Hi, Kailee,
The US receives 2379 kJ/m^2 energy per hour. We need to multiply that by the total area in the US, which is 9,158,960 km^2. The problem is that one is expressed in km^2 and the other as m^2. So we need to convert one of the units. The question does not specify which unit it wants the answer to have, so I'm going to pick one - km^2, since the amount of energy is already large for a large area. But you could also pick m^2.
[I left out the "per hour" in these figures to keep it simple, and since the answer request per hour. But you could add this unit if the question asked for something like "over a 24 hours period. But, most places don't get 24 hours of continuous sunshine].
Since 1,000 m = 1 km, I can make a conversion factor that changes m^2 to km^2 by squaring both sides:
1,000,000 m^2 = 1 km^2, or 1xE6 m^2 = 1 km^2
Depending on what conversion I want, put divide one side by the other to produce either:
- 1xE6m^2/1km^2, or
- 1km^2/1xE6m^2
You'll agree that both reduce to a value of "1," since both the quotient and the denominator are equal. That means I am free to multiply them against any value, since they won't change the result, with the exception that the units will change.
Let's express the energy density as unit/km^2 instead of unit/m^2. That way I'll have a number that I can apply directly with the value of US area in km^2, so that the km^2 will cancel.
2379 kJ^m^2/(1000000m^2/km^2)
The m^2 cancel and the km^2 moves to the top. = 0.002379 kJ/km^2; the energy density in kJ per km^2.

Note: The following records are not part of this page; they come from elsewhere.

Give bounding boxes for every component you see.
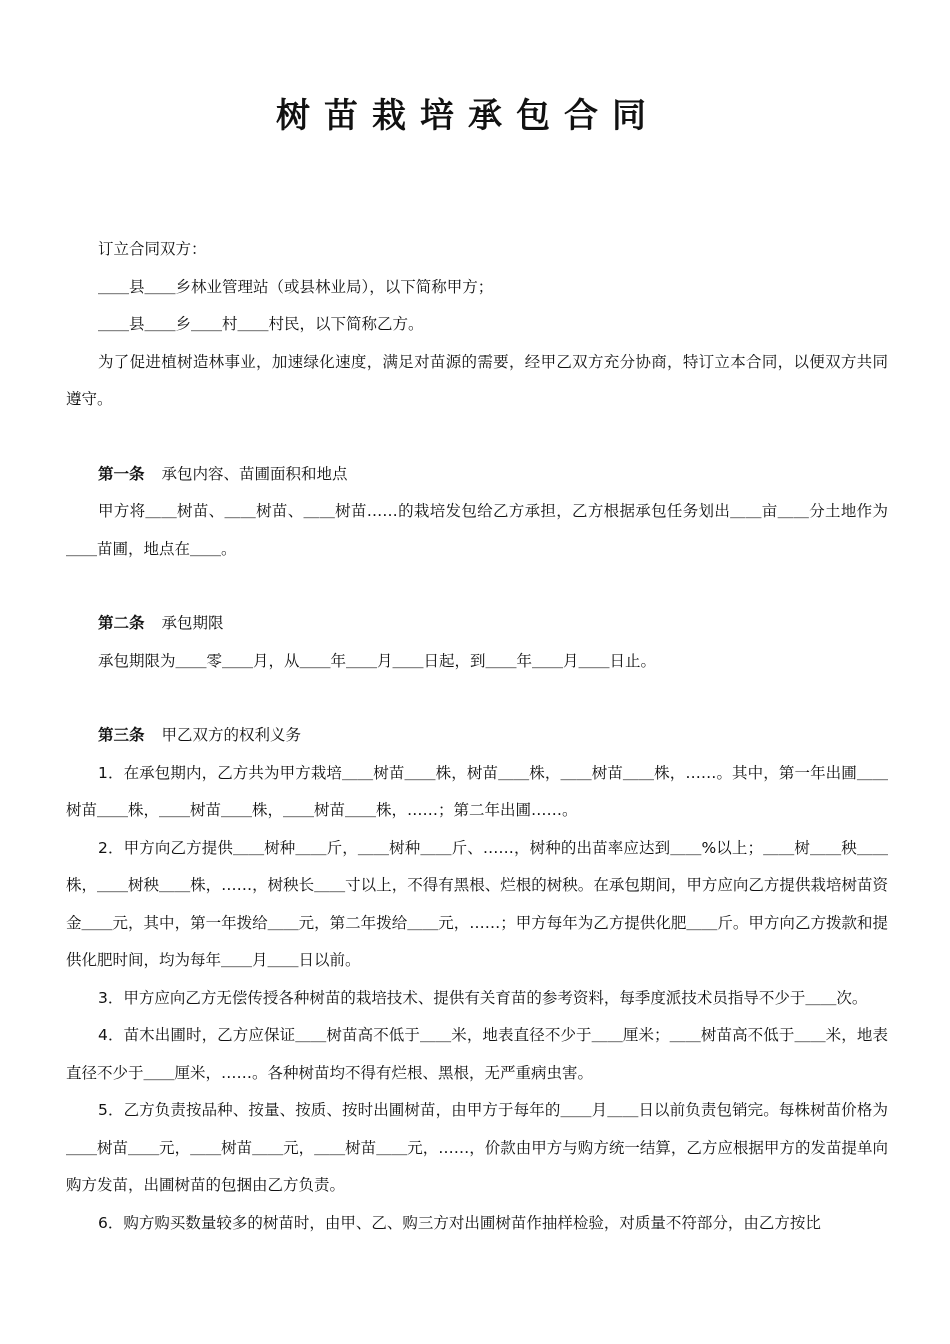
article-3-title: 甲乙双方的权利义务 xyxy=(161,726,302,744)
article-1-number: 第一条 xyxy=(98,464,145,483)
spacer xyxy=(66,419,888,456)
article-1-paragraph: 甲方将＿＿树苗、＿＿树苗、＿＿树苗……的栽培发包给乙方承担，乙方根据承包任务划出＿＿亩＿＿分土地作为＿＿苗圃，地点在＿＿。 xyxy=(66,502,888,558)
article-3-item-2: 2．甲方向乙方提供＿＿树种＿＿斤，＿＿树种＿＿斤、……，树种的出苗率应达到＿＿%以上；＿＿树＿＿秧＿＿株，＿＿树秧＿＿株，……，树秧长＿＿寸以上，不得有黑根、烂根的树秧。在承包期间，甲方应向乙方提供栽培树苗资金＿＿元，其中，第一年拨给＿＿元，第二年拨给＿＿元，……；甲方每年为乙方提供化肥＿＿斤。甲方向乙方拨款和提供化肥时间，均为每年＿＿月＿＿日以前。 xyxy=(66,838,888,969)
intro-party-b: ＿＿县＿＿乡＿＿村＿＿村民，以下简称乙方。 xyxy=(98,315,424,333)
article-2-paragraph: 承包期限为＿＿零＿＿月，从＿＿年＿＿月＿＿日起，到＿＿年＿＿月＿＿日止。 xyxy=(98,651,657,670)
article-2-title: 承包期限 xyxy=(161,614,224,632)
article-3-number: 第三条 xyxy=(98,726,145,744)
article-1-heading xyxy=(66,456,888,494)
spacer xyxy=(66,568,888,605)
article-3-item-1: 1．在承包期内，乙方共为甲方栽培＿＿树苗＿＿株，树苗＿＿株，＿＿树苗＿＿株，……。其中，第一年出圃＿＿树苗＿＿株，＿＿树苗＿＿株，＿＿树苗＿＿株，……；第二年出圃……。 xyxy=(66,763,888,819)
article-3-item-5: 5．乙方负责按品种、按量、按质、按时出圃树苗，由甲方于每年的＿＿月＿＿日以前负责包销完。每株树苗价格为＿＿树苗＿＿元，＿＿树苗＿＿元，＿＿树苗＿＿元，……，价款由甲方与购方统一结算，乙方应根据甲方的发苗提单向购方发苗，出圃树苗的包捆由乙方负责。 xyxy=(66,1101,888,1194)
article-2-heading xyxy=(66,605,888,643)
document-body xyxy=(66,231,888,1242)
article-1-title: 承包内容、苗圃面积和地点 xyxy=(161,464,348,483)
article-3-item-3: 3．甲方应向乙方无偿传授各种树苗的栽培技术、提供有关育苗的参考资料，每季度派技术员指导不少于＿＿次。 xyxy=(98,988,868,1007)
document-title: 树苗栽培承包合同 xyxy=(276,96,660,136)
article-3-item-4: 4．苗木出圃时，乙方应保证＿＿树苗高不低于＿＿米，地表直径不少于＿＿厘米；＿＿树苗高不低于＿＿米，地表直径不少于＿＿厘米，……。各种树苗均不得有烂根、黑根，无严重病虫害。 xyxy=(66,1026,888,1082)
article-3-heading xyxy=(66,717,888,755)
intro-parties-label: 订立合同双方： xyxy=(98,240,207,258)
article-3-item-6: 6．购方购买数量较多的树苗时，由甲、乙、购三方对出圃树苗作抽样检验，对质量不符部分，由乙方按比 xyxy=(98,1213,821,1232)
intro-purpose: 为了促进植树造林事业，加速绿化速度，满足对苗源的需要，经甲乙双方充分协商，特订立本合同，以便双方共同遵守。 xyxy=(66,352,888,408)
spacer xyxy=(66,680,888,717)
intro-party-a: ＿＿县＿＿乡林业管理站（或县林业局），以下简称甲方； xyxy=(98,277,494,296)
article-2-number: 第二条 xyxy=(98,614,145,632)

Then we multiply the US surface area (in km^2) by this value to give the total energy per hour (assuming it's daytime :)).
0.002379 kJ/km^2 * 9188960 km^2 = 21789.17 kJ
We are limited to 4 significant digits, so the answer is 21,790 kJ.
This can be expressed in a larger unit, such as 217.9 GJ (gigaJoules) or 21.79 TJ (teraJoules).
[These numbers assume it is daylight, no clouds, no volcanoes, and no light reflect from aircraft. But I digress.]